To produce that number, the connector calls lookup_client.lookup(token_ids, req_id), and four ideas stack up inside it.

1. Chunking. LMCache doesn't key KV by individual token — it keys by fixed-size chunks (chunk_size, default 256). So the first thing lookup does is split the prompt into chunks (ChunkedTokenDatabase._chunk_tokens, token_database.py:305). A 1000-token prompt becomes 3 full chunks; the trailing 232-token remainder is dropped (a partial chunk's key could never match the eventual full chunk, so storing or looking it up would be pointless). This is why you saw hit counts land on clean multiples of 256 in the running example.

2. A chained "prefix hash." Each chunk's key is not hash(chunk_tokens). It's folded from the previous chunk's hash (_prefix_hash, token_database.py:329):

prefix_hash = self._get_init_hash()
for token_chunk in token_chunks:
    prefix_hash = self._hash_tokens(token_chunk, prefix_hash)  # ← previous chunk's hash folded in
    yield prefix_hash

So chunk 3's key depends on chunks 0,1,2,3 — it identifies the entire prefix up to that point, not just the chunk's own tokens.

This is the analogue of vLLM's chained block hashes from the recap, just at 256-token granularity instead of 16. The consequence is the whole reason the lookup can return a single number: a hit on chunk N's hash guarantees the full prefix 0..N matched, so the server simply counts the leading run of hits and stops at the first miss — a partial/middle hit is useless because vLLM can only consume a contiguous prefix. The figure's counter-example shows the flip side: two prompts that share byte-identical later chunks get different prefix hashes for them, because their first chunk differs.

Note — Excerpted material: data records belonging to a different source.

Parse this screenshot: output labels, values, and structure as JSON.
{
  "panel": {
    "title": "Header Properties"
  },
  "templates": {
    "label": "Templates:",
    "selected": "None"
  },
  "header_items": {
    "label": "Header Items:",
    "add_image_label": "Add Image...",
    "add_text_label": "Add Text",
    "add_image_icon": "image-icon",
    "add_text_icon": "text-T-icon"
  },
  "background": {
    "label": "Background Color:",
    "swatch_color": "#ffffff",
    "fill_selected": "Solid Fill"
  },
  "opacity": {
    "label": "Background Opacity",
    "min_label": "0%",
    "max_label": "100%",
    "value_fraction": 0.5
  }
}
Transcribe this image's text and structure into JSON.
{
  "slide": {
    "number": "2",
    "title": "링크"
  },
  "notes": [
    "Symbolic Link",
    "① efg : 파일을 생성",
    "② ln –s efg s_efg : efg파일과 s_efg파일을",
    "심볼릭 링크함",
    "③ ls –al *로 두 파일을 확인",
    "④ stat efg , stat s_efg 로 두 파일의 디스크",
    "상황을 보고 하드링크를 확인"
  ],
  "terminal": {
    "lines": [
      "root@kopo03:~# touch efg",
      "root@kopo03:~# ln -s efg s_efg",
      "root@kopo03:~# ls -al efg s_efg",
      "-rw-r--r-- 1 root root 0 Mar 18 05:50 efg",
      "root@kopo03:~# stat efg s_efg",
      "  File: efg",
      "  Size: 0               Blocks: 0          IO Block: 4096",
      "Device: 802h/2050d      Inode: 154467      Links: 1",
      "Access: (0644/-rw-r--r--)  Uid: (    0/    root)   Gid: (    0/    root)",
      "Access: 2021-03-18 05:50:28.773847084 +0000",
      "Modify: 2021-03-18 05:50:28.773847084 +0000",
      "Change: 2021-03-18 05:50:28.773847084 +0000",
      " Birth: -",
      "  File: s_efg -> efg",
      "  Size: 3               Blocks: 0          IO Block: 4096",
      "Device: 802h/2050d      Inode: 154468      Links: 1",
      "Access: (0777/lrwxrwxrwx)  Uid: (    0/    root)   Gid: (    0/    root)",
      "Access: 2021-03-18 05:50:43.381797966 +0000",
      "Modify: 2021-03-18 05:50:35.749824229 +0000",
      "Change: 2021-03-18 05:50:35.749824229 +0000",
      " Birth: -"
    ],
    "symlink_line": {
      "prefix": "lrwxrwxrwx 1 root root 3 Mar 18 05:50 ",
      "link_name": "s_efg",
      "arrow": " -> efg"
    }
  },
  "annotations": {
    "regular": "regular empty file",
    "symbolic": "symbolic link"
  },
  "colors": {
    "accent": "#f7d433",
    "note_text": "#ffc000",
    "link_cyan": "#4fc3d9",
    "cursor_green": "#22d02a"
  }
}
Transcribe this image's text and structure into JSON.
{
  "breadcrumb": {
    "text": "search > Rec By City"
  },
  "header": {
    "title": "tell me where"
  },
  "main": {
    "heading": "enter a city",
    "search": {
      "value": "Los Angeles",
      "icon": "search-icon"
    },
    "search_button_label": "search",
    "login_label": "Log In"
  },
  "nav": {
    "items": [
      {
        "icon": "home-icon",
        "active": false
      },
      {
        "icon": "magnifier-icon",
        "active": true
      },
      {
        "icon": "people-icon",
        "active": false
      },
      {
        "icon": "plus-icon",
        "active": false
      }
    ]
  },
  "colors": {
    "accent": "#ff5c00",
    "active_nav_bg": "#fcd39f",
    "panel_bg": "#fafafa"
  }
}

3. It's a delegated lookup — the keys travel to the data. The scheduler-side connector has no GPU, no LMCacheEngine, and no storage tiers; those live with the workers. So lookup doesn't search anything itself — it ships the list of prefix hashes over an RPC to the worker-side lookup server (send_and_recv_all, lmcache_lookup_client.py:129), the side that actually holds the KV. On the worker, that server hands the hashes to LMCacheEngine.lookup (cache_engine.py:1093), which does three things:

  • rehydrates keys — turns each incoming hash back into a CacheEngineKey (it trusts the client's precomputed hashes rather than re-hashing tokens);
  • walks the tiers — calls storage_manager.batched_contains(keys, pin=True) (:1192), the prefix-assignment-across-tiers search we'll dissect at steps ⑧–⑨, which returns how many contiguous leading chunks are present. Note the pin=True: looking a chunk up also pins it — hold that thought;
  • converts chunks → tokens — and this is the neat part: it doesn't sum anything; it just keeps the end offset of the last hit chunk (res = end, :1200-1202). Because chunks are a contiguous prefix starting at token 0, the end offset of the last hit chunk is the matched token count. That integer travels back (as a 4-byte int) and becomes the step-② answer.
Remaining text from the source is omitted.